Jane Van Ryan
Posted September 20, 2010
The Macondo well that released an estimated 4.9 million barrels of oil into the Gulf of Mexico has been killed.
The well, which had been shut-in since July 15, was intercepted by a relief well on September 15. Two days later, cement was pumped into the well's annulus forming a plug. After tests confirmed the strength of the plug yesterday, Retired Coast Guard Adm. Thad Allen pronounced the well "effectively dead."
BP America Chairman and President Lamar McKay issued statement calling the kill "a significant technological accomplishment." He added, "BP will continue sharing what we have learned in an effort to prevent a tragedy like this from every being repeated."
Killing the well is not the end of the Deepwater Horizon saga. Numerous challenges remain along the Gulf Coast where the cleanup continues, and in Washington where politicians are considering legislation. BP estimates it has spent $9.5 billion on the spill response so far, while the human costs are incalculable. Eleven crewmembers on the Deepwater Horizon lost their lives. Thousands of workers in the fishing, tourism and energy industry lost their jobs.

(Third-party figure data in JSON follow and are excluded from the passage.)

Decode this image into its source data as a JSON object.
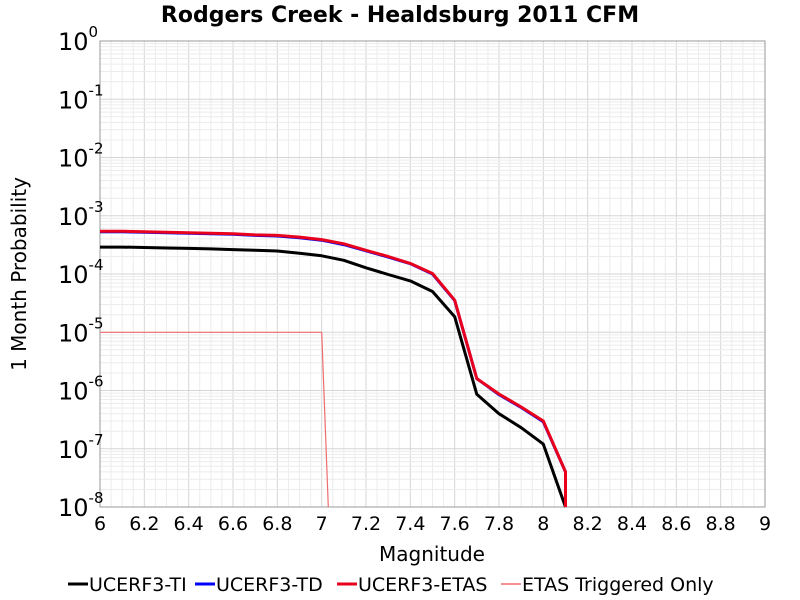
{
  "chart_data": {
    "type": "line",
    "title": "Rodgers Creek - Healdsburg 2011 CFM",
    "xlabel": "Magnitude",
    "ylabel": "1 Month Probability",
    "xlim": [
      6,
      9
    ],
    "ylim": [
      1e-08,
      1
    ],
    "y_scale": "log",
    "grid": true,
    "legend_position": "bottom",
    "x_ticks": [
      "6",
      "6.2",
      "6.4",
      "6.6",
      "6.8",
      "7",
      "7.2",
      "7.4",
      "7.6",
      "7.8",
      "8",
      "8.2",
      "8.4",
      "8.6",
      "8.8",
      "9"
    ],
    "y_ticks": [
      {
        "base": "10",
        "exp": "0"
      },
      {
        "base": "10",
        "exp": "-1"
      },
      {
        "base": "10",
        "exp": "-2"
      },
      {
        "base": "10",
        "exp": "-3"
      },
      {
        "base": "10",
        "exp": "-4"
      },
      {
        "base": "10",
        "exp": "-5"
      },
      {
        "base": "10",
        "exp": "-6"
      },
      {
        "base": "10",
        "exp": "-7"
      },
      {
        "base": "10",
        "exp": "-8"
      }
    ],
    "series": [
      {
        "name": "UCERF3-TI",
        "color": "#000000",
        "x": [
          6.0,
          6.1,
          6.2,
          6.3,
          6.4,
          6.5,
          6.6,
          6.7,
          6.8,
          6.9,
          7.0,
          7.1,
          7.2,
          7.3,
          7.4,
          7.5,
          7.6,
          7.7,
          7.8,
          7.9,
          8.0,
          8.1
        ],
        "y": [
          0.00029,
          0.00029,
          0.000285,
          0.00028,
          0.000275,
          0.00027,
          0.000262,
          0.000255,
          0.000248,
          0.000228,
          0.000205,
          0.000172,
          0.000128,
          9.8e-05,
          7.6e-05,
          5e-05,
          1.85e-05,
          8.6e-07,
          4e-07,
          2.3e-07,
          1.2e-07,
          1e-08
        ]
      },
      {
        "name": "UCERF3-TD",
        "color": "#0000ff",
        "x": [
          6.0,
          6.1,
          6.2,
          6.3,
          6.4,
          6.5,
          6.6,
          6.7,
          6.8,
          6.9,
          7.0,
          7.1,
          7.2,
          7.3,
          7.4,
          7.5,
          7.6,
          7.7,
          7.8,
          7.9,
          8.0,
          8.1
        ],
        "y": [
          0.00053,
          0.00053,
          0.00052,
          0.00051,
          0.0005,
          0.00049,
          0.00048,
          0.00046,
          0.00045,
          0.00042,
          0.00038,
          0.00032,
          0.00025,
          0.000195,
          0.00015,
          0.0001,
          3.5e-05,
          1.6e-06,
          8.5e-07,
          5.1e-07,
          2.9e-07,
          4e-08
        ]
      },
      {
        "name": "UCERF3-ETAS",
        "color": "#e8001c",
        "x": [
          6.0,
          6.1,
          6.2,
          6.3,
          6.4,
          6.5,
          6.6,
          6.7,
          6.8,
          6.9,
          7.0,
          7.1,
          7.2,
          7.3,
          7.4,
          7.5,
          7.6,
          7.7,
          7.8,
          7.9,
          8.0,
          8.1
        ],
        "y": [
          0.00054,
          0.00054,
          0.00053,
          0.00052,
          0.00051,
          0.0005,
          0.00049,
          0.00047,
          0.00046,
          0.00043,
          0.00039,
          0.00033,
          0.000255,
          0.0002,
          0.000152,
          0.000102,
          3.55e-05,
          1.6e-06,
          8.7e-07,
          5.2e-07,
          3e-07,
          4e-08
        ]
      },
      {
        "name": "ETAS Triggered Only",
        "color": "#f06d6d",
        "x": [
          6.0,
          7.0
        ],
        "y": [
          1e-05,
          1e-05
        ]
      }
    ]
  }
}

The administration estimates that the de facto offshore drilling moratorium has led to the loss of no more than 12,000 jobs--a figure that was cast into doubt by the Times-Picayune on Saturday. In an editorial, the newspaper said the government's job analysis failed to account for the loss of jobs in shallow-water operations. "The least the government could do is to be frank about the negative impact its policies have had...." the editors wrote.